Wooden Marcos spared from the saw

One car missing from Marcos' 50th anniversary celebrations last year was the second GT made.
Bought new by John Sutton, the car was the first offered to the public and was built by Sutton at Jem Marsh's Speedex works in Luton. It won the '61 Autosport Championship and also came second in the GT class - and fifth overall - at the Nurburgring 500km in September '63, helping Marcos to fourth place in the World Sports Car Championship that year.
A subsequent owner took the Marcos to the States in the late '60s and in '71 it was up for sale.
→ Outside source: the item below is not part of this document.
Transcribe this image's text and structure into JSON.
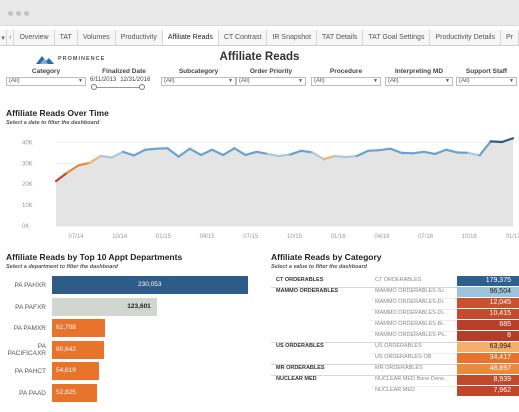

It then disappeared and was last heard of in the Torrance area of California.
Recently Paul Steinbeck, a cabinet-maker of some repute, contacted Belgian Marcos guru Maarten Krikken to say he had found a Marcos while making a delivery, which was soon identified as Sutton's.
As luck would have it, Sutton was about to go on holiday to Florida, so he took time out to fly to Palm Springs to see the car.
"The backyard was like a junkyard and the owners had been served with a court order to clean it up," Steinback said. "Among the junk was a strange wooden car in which rats and spiders had made their homes."
Steinbeck was told the car was about to be cut up with a chainsaw, but if he wanted it he could take it away. 30 years out in the desert had delaminated the plywood and split the spruce.
His enthusiasm was dented when he found out that Californian law would not permit him to register a car with a wooden chassis, so a deal was done. Sutton would pay the cabinet-maker to rebuild the chassis and body, then it would be shipped to the UK for Sutton to rebuild the mechanicals.